На его недоумение – а кто же был звонарем у попа, когда он пребывал "у себя дома", последовало крайне любопытное объяснение: попа – то ведь, как такового, давно нет! Ведь он, как и все его окружение, фактически давно не существует: как только Вы исчезли из этой эпохи, и сама она как бы исчезла: а когда Вы снова появились в ней – и все они опять возникли, да при этом в памяти у них "всплыл" нужный нам материал!
Тут Александр похолодел: "ведь я для них тоже вроде как не существую… то есть сейчас, в данный момент, вроде бы и существую, но стоит отправиться в двадцатый или в семнадцатый век – и"… Ему не понадобилось высказывать всё это: телепатия у них была на высоте! Ему долго и даже сочувственно объясняли, что "для себя"-то он существует всегда и во всей непреложной реальности, а "они" для него – действительно фантомы, так – как их для него еще нет!
К тому же в "Книге жизни", как это у вас называется, любой индивид остается навечно: в этом смысле и царица Нефертити – непреложная реальность! (Потому – то и возможны путешествия во времени!) Да и Вы живёте не в последний раз: Вам предстоит жить и в наше время! И, живя в нашу эпоху, Вы будете знать о своих прежних жизнях – в том числе и о нынешней! Более того: в семнадцатом веке Вы как бы повторяете свою прежнюю жизнь!
Александр был буквально сражен всем услышанным. – Да, пожалуй, хватит информации на этот раз! – подумал он с волнением.
И тут же с ним стали прощаться, а Наташа взяла его под руку и повела… Но через несколько шагов он вдруг застыл на месте. Наташа удивленно посмотрела на него.
– Слушайте, Наташа… если я все правильно понял… можно нескромный вопрос?

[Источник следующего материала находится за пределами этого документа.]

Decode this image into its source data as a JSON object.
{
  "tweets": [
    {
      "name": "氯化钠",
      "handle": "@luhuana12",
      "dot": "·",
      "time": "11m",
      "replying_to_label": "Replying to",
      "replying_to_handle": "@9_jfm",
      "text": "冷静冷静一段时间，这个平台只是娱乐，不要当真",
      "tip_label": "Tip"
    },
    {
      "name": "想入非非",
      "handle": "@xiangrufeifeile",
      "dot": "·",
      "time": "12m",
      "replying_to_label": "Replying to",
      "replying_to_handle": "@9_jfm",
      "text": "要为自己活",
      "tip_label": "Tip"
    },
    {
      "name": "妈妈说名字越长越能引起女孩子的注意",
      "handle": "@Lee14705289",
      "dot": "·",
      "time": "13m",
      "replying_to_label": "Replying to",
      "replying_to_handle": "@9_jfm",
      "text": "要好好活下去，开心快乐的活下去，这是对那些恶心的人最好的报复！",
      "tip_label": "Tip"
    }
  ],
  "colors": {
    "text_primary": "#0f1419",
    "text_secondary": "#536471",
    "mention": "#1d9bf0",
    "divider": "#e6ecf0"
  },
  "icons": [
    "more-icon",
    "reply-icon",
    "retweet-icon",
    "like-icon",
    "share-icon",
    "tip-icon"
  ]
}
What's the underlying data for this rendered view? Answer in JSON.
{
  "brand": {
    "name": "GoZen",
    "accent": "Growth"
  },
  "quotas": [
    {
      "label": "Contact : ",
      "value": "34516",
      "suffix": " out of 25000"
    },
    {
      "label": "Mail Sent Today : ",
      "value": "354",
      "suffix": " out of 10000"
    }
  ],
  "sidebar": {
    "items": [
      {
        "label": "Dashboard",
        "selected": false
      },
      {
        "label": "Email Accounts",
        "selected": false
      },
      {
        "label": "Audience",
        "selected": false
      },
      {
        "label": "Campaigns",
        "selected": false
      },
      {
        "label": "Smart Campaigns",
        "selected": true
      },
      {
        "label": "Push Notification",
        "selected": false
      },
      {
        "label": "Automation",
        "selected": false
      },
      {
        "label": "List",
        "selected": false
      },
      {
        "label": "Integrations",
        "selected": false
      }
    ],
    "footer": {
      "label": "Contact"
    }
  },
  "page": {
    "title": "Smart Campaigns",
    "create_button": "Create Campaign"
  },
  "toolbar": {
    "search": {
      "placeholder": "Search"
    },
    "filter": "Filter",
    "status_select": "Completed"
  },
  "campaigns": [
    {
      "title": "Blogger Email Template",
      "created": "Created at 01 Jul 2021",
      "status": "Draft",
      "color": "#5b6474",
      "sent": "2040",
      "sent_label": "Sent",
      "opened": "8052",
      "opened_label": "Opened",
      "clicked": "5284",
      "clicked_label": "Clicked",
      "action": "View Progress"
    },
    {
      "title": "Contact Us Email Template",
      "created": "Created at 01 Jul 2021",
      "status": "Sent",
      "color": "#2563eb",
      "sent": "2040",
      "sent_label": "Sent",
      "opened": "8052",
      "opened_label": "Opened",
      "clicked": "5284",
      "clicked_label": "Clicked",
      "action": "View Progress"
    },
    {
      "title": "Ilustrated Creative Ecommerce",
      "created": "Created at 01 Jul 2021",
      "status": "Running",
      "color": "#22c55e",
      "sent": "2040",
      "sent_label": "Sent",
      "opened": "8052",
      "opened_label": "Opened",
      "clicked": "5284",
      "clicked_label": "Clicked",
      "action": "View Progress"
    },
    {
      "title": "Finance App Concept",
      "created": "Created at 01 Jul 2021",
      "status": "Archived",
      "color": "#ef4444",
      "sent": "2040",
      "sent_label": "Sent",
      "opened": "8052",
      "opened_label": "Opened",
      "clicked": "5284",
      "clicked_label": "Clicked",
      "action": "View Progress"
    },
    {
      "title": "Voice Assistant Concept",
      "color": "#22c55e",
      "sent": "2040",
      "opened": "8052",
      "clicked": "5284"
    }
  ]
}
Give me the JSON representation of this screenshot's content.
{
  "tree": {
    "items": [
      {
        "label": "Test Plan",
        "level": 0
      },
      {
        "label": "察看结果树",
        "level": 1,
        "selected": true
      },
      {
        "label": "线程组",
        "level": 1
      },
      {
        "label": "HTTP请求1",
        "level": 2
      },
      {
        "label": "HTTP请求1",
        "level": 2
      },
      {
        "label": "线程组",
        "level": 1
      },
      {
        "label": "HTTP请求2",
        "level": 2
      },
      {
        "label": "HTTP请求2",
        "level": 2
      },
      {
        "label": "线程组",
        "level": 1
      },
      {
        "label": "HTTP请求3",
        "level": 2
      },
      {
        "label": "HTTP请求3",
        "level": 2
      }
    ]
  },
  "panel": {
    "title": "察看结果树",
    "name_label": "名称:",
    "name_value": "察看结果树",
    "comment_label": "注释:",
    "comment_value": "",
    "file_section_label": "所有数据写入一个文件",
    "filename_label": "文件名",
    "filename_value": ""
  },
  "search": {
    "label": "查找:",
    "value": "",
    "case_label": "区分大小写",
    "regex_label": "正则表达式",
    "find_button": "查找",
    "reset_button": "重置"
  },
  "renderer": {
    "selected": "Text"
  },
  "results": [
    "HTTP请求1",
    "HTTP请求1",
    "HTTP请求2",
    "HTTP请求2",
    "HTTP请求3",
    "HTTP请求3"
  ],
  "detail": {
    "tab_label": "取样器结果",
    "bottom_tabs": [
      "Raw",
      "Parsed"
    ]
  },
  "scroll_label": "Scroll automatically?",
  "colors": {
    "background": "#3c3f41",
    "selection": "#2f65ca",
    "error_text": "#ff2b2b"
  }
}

Та нерешительно кивнула.
– Кто будет моей женой, когда я буду жить в этом времени?
– Ну, что ж: раз уж Вы сами об этом спрашиваете – значит, догадались, – сказала она, довольно мило покраснев. – Да, Саша, Вы весьма сообразительны… Надеюсь, Вы не против? – спросила она несколько кокетливо. – Но Вам придется подождать: сперва дожить до старости в нынешней жизни, а потом прожить еще не одну, а уже потом…
– Но мы, надеюсь, будем счастливы?
– В общем, да, вполне… Примерно так, как были счастливы тогда, в семнадцатом!
Так что, как тогда говорили, "любовь да совет"! И пусть Вас не смущает, что я тогдашняя – то есть она – почти ребенок: тогда так было принято! Впрочем, что я Вам – историку – объясняю! Так что – до встречи в семнадцатом веке!
Она засмеялась, потом почему – то вздохнула, и, быстро поцеловав его в щеку, решительно взяла за руку и в следующую минуту ввела в то самое, уже очень знакомое, помещение.
Он был так тронут вспышкой ее нежности, что даже растерялся. И только когда понял, что она сейчас уйдет, спросил: – Наташенька, может быть, это странно звучит, но нельзя ли мне встретиться с самим собой – раз уж мое нынешнее воплощение живет и здравствует, да еще и является самым близким для Вас человеком?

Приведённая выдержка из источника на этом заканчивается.